O Génesis, o livro que abre as Escrituras, conta uma estória intrigante: um grupo de pessoas, unidas pela mesma língua, emigraram do Oriente e, ao chagarem a uma planície em Chinear, deitaram mãos ao barro para construirem uma cidade e uma torre que teria o céu por limite.
Deus, na sua infinita curiosidade, desceu para ver a cidade e a torre que estavam a ser edificadas com tijolos e betume, evocando os zigurate da Babilónia, torres de menagem muito altas dedicadas aos deuses.
E o Senhor disse: «Eles constituem apenas um povo e falam uma única língua. Se principiaram desta maneira, coisa nenhuma os impedirá, de futuro, de realizarem todos os seus projetos. Vamos, pois, descer e confundir de tal modo a linguagem deles que não consigam compreender-se uns aos outros» (Génesis 11: 6-7).
A narração tem um final inesperado: O Senhor dispersou-os por toda a Terra e eles pararam com a construção da cidade que foi batizada de Babel.
Esta narrativa primordial pode ser lida como um ato de sabotagem da parte de Deus contra a concorrência daquele povo sem nome.
De facto, uma das raízes do vocábulo Babel pode ser confusão. Deus confundiu-os e espalhou-os pelo mundo — e obrigou-nos a aprender línguas estrangeiras — porque o empreendimento no vale de Chinear punha em causa a sua soberania incondicional.
Aliás, esta é a leitura mais comum desta estória que explica a origem das línguas diferentes e da colonização de toda a Terra que, segundo a evidência científica, começou a partir de África.
Mas há outra leitura mais interessante.
Reparemos no texto: um povo, com uma linguagem única e um único vocabulário, queria construir num vale uma cidade e uma torre para adquirir um nome.
O numeral um é a chave de leitura da estória, que representa uma grande tentação.
Quando visitei Moçambique em 1990 para participar na ordenação de um colega comboniano e fazer uma reportagem sobre o país, a rádio nacional repetia à saciedade o jingle — cito de cor — «Do Rovuma ao Maputo, um país, uma língua, um partido». A ordem e as palavras podem ser diferentes.
Os regimes ditatoriais e totalitários amam o número um: a unidade nacional, o partido único, o pensamento único contra a diversidade das opções políticas, a essência da democracia.
E Deus? Ele ama o plural!
Em Fevereiro de 2019, o Papa Francisco escreveu juntamente com Grande Imã de Al-Azhar Ahmad Al-Tayyeb no Documento sobre a Fraternidade Humana em prol da paz mundial e da convivência comum que «o pluralismo e a diversidade de religiões, cor, sexo, raça e língua são despejados por Deus na Sua sabedoria, por meio da qual ele criou os seres humanos».

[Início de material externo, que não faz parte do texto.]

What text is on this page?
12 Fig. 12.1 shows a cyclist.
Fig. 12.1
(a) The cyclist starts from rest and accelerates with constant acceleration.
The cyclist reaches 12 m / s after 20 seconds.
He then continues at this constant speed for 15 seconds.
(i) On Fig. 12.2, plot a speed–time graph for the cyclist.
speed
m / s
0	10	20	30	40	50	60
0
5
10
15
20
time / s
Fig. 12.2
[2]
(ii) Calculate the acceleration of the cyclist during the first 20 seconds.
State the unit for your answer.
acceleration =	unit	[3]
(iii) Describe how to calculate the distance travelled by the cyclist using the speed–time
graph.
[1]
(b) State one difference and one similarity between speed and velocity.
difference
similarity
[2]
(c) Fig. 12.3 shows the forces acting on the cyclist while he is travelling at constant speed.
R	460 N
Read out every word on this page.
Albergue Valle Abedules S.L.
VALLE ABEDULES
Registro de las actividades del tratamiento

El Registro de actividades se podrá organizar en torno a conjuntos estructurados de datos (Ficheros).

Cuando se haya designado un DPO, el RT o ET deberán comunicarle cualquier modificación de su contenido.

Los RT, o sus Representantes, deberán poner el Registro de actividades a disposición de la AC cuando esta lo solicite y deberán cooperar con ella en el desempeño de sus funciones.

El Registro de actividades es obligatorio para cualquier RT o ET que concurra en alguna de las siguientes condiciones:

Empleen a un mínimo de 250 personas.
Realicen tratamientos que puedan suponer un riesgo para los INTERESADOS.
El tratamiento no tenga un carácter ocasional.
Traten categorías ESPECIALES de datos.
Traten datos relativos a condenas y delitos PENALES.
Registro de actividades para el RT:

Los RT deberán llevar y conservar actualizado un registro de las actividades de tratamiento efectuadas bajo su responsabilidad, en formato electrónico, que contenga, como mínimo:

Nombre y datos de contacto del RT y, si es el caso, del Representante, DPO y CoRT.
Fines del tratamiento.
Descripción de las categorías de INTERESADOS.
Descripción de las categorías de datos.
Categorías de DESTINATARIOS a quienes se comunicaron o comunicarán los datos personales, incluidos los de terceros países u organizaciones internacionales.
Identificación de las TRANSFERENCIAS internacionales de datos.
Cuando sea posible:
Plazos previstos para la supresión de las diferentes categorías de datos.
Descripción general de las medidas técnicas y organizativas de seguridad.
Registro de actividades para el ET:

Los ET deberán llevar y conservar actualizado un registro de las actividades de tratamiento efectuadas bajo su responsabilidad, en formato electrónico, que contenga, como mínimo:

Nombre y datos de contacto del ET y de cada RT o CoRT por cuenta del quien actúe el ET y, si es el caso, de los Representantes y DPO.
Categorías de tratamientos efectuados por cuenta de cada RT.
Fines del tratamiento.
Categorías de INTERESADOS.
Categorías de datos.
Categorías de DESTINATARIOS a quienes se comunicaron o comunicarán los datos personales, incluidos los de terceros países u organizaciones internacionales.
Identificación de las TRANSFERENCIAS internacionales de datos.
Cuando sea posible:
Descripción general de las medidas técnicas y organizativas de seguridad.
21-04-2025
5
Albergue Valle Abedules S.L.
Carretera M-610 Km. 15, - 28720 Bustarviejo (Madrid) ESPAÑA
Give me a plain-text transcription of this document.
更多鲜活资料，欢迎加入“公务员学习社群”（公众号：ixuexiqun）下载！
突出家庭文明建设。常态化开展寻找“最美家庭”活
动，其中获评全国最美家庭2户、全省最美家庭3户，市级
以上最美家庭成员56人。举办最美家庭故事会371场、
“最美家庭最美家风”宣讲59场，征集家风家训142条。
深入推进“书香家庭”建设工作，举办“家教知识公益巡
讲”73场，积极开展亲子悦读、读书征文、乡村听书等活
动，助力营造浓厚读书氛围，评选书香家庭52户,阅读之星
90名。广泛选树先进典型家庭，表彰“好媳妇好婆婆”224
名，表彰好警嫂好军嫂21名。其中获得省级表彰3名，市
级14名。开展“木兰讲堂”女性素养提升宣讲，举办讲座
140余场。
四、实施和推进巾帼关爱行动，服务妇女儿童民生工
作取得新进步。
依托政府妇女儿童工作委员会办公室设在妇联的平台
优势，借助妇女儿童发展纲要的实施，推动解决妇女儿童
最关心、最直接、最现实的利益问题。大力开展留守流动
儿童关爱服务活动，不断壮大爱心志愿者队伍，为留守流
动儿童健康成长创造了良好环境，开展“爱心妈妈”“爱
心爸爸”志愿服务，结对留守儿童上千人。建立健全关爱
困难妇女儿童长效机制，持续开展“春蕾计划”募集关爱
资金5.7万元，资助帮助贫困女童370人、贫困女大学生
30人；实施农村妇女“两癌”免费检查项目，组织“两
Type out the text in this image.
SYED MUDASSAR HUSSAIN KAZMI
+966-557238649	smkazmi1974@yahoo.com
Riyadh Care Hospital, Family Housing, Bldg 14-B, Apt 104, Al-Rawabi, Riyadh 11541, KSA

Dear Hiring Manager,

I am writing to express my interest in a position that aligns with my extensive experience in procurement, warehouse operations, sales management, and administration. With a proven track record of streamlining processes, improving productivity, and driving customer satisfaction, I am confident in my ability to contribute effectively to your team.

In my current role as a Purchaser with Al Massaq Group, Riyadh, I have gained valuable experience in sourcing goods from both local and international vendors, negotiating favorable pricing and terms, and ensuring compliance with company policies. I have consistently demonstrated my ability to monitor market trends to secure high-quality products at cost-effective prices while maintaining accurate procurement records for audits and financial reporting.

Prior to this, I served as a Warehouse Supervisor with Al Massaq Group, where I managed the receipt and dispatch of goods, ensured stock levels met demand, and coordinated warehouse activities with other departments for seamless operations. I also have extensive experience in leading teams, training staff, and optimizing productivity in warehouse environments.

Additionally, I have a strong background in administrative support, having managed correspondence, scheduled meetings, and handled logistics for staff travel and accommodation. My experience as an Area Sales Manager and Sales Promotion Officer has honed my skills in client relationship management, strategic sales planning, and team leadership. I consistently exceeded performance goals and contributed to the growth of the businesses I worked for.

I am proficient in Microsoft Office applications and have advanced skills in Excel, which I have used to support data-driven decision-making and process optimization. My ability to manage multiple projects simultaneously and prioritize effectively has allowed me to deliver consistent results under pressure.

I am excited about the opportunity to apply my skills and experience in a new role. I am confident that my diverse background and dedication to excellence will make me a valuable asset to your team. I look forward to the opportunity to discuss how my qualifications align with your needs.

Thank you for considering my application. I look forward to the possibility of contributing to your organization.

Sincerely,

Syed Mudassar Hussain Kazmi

O Papa argentino, durante a sua participação na Jornada Mundial da Juventude Lisboa 2023, explicou que «um significa solidão, fechamento, pretensão de autossuficiência». Ele tem afirmado repetidamente que a realidade é poliédrica.
Babel também pode significar Porta de Deus.
Vamos até Ele através da pluralidade das línguas, das culturas e dos povos. Ele quis assim.
O último livro da Bíblia, o Apocalipse de São João descreve o conjunto dos redimidos como «uma multidão enorme que ninguém podia contar, de todas as nações tribos, povos e línguas» diante do Cordeiro a aclamar «a salvação pretende ao nosso Deus, que está sentado no trono, e ao Cordeiro» (Apocalipse 7, 9-10).
Daí que o missionário tenha de descalçar as sandálias da sua «etnocentricidade» diante do povo que o acolhe e respeitar a diversidade, porque foi criada e é amada por Deus!